Private Sector Exchanges

 

Exchange – is the giving of one thing in return for some other thing.  A voluntary exchange only when both parties benefit from the exchange.  Usually these exchanges are made in a market situation.

 

            What are some things that we can exchange for goods in our society?

 

            What are some market settings?

 

Efficiency – is using a given amount of resources and to get the maximum amount of benefit.  Producing the right things, at the right time, using the right combinations of resources.

 

In a market system firms must be efficient in order to stay in business.

 

Competition Improves Efficiency

 

Competition – is the rivalry between two or more parties to gain benefits from a third party.  Competition forces producers to aim for efficiency.  Competition not only encourages producers to be more efficient; it also forces weaker, less efficient companies out of the industry.  Competition among producers in the marketplace works to the consumers’ advantage.

 

Section 2

Private Sector Markets

 

Private Sector Markets and Consumers

 

Markets – refers to the exchange activities between buyers and sellers of goods and services.

 

1.  Markets Give you price information

2.  Markets provide many choices

 

Private Sector Markets and Producers

 

1.      Profit Drives Producers – the success of producers depends on their ability to satisfy the wants and needs of consumers more efficiently than others do.  Therefore, producers in the market try to maximize profits.

 

2.      Entrepreneurs Take Risks – Individuals who organize a company to produce a product for profit are called entrepreneurs. In general, producers take larger risks in making decisions than do consumers.  Entrepreneurs bring together the inputs or production (raw materials, labor, and capital) to produce a product that will satisfy consumer wants and needs.

 

3.      Private Enterprise System – is a system in which individuals take the risk of producing goods or services to make a profit.  In a private enterprise system, an entrepreneur is willing to take the risk to try something that has not been tried before.

 

The private sector functions primarily through markets.  Markets give the power to both producer and consumer through competition.  The market encourages producers to take risks and to produce new and better products.  Markets help producers and consumers make more efficient decisions that maximize their own well-being.

 

Section 3

Private Sector Problems

 

Market Pitfalls

 

  1. The possibility of reduced competition – sometimes competition is not as strong as it can be. 
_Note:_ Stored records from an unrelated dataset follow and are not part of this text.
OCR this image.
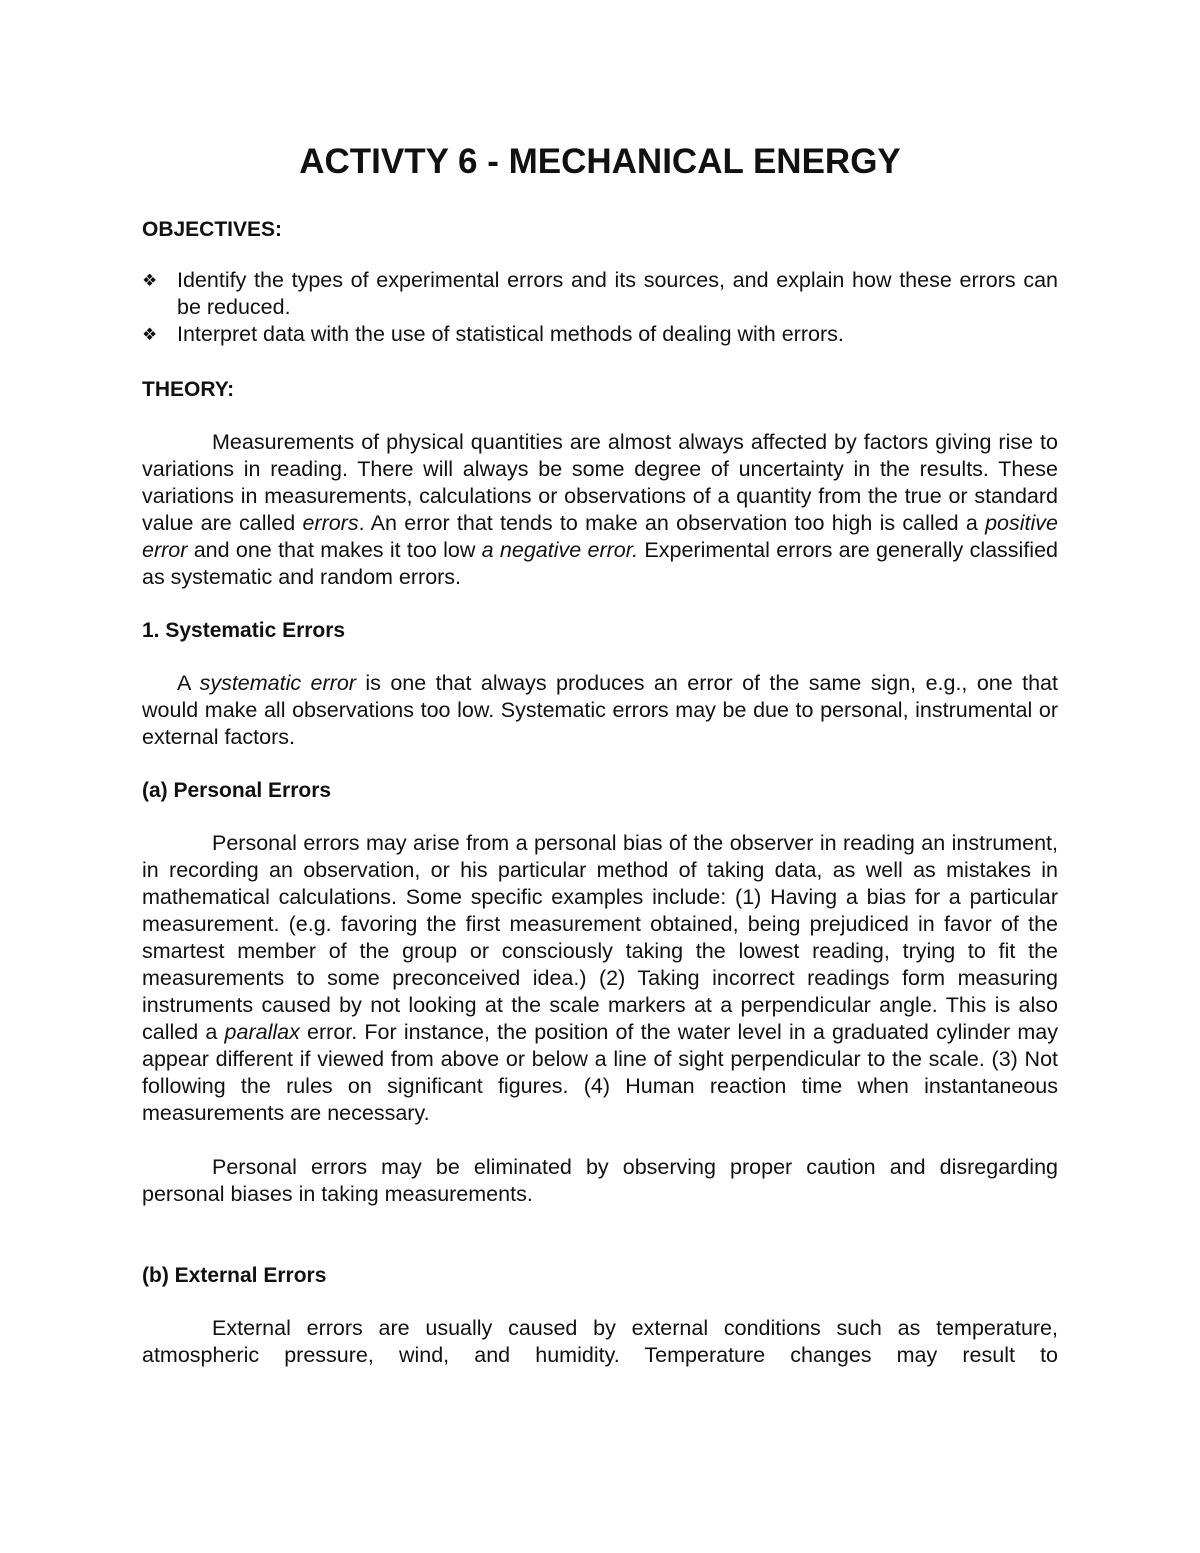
ACTIVTY 6 - MECHANICAL ENERGY
OBJECTIVES:
❖ Identify the types of experimental errors and its sources, and explain how these errors can be reduced.
❖ Interpret data with the use of statistical methods of dealing with errors.
THEORY:

Measurements of physical quantities are almost always affected by factors giving rise to variations in reading. There will always be some degree of uncertainty in the results. These variations in measurements, calculations or observations of a quantity from the true or standard value are called errors. An error that tends to make an observation too high is called a positive error and one that makes it too low a negative error. Experimental errors are generally classified as systematic and random errors.

1. Systematic Errors

A systematic error is one that always produces an error of the same sign, e.g., one that would make all observations too low. Systematic errors may be due to personal, instrumental or external factors.

(a) Personal Errors

Personal errors may arise from a personal bias of the observer in reading an instrument, in recording an observation, or his particular method of taking data, as well as mistakes in mathematical calculations. Some specific examples include: (1) Having a bias for a particular measurement. (e.g. favoring the first measurement obtained, being prejudiced in favor of the smartest member of the group or consciously taking the lowest reading, trying to fit the measurements to some preconceived idea.) (2) Taking incorrect readings form measuring instruments caused by not looking at the scale markers at a perpendicular angle. This is also called a parallax error. For instance, the position of the water level in a graduated cylinder may appear different if viewed from above or below a line of sight perpendicular to the scale. (3) Not following the rules on significant figures. (4) Human reaction time when instantaneous measurements are necessary.

Personal errors may be eliminated by observing proper caution and disregarding personal biases in taking measurements.

(b) External Errors

External errors are usually caused by external conditions such as temperature, atmospheric pressure, wind, and humidity. Temperature changes may result to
§         Collusion is the situation of firms acting together rather than separately. The objective of having collusion is to give the group of firms the power of a monopoly. All of the firms can act as one and earn greater profits than if they acted separately.

§         Cartel – a formal organization of firms in the same industry acting together to make decision.  In the United States, cartels are illegal.  However, this does not mean that firms do not practice collusion.

 

In this situation, if no producer will sell below the agreed-upon price, consumers will have to pay a higher price for the goods.  The choices available to consumers are also reduced. 

 

Can consumers reduce competition? How?

 

  1. The use of public goods for private benefit
  2. The production of costs that affect individuals outside of the market.

Negative Externalities -  your satisfaction or well-being will be reduced if a certain action is taken. 

Positive Externalities – the benefits that are passed on as a by-product of some action.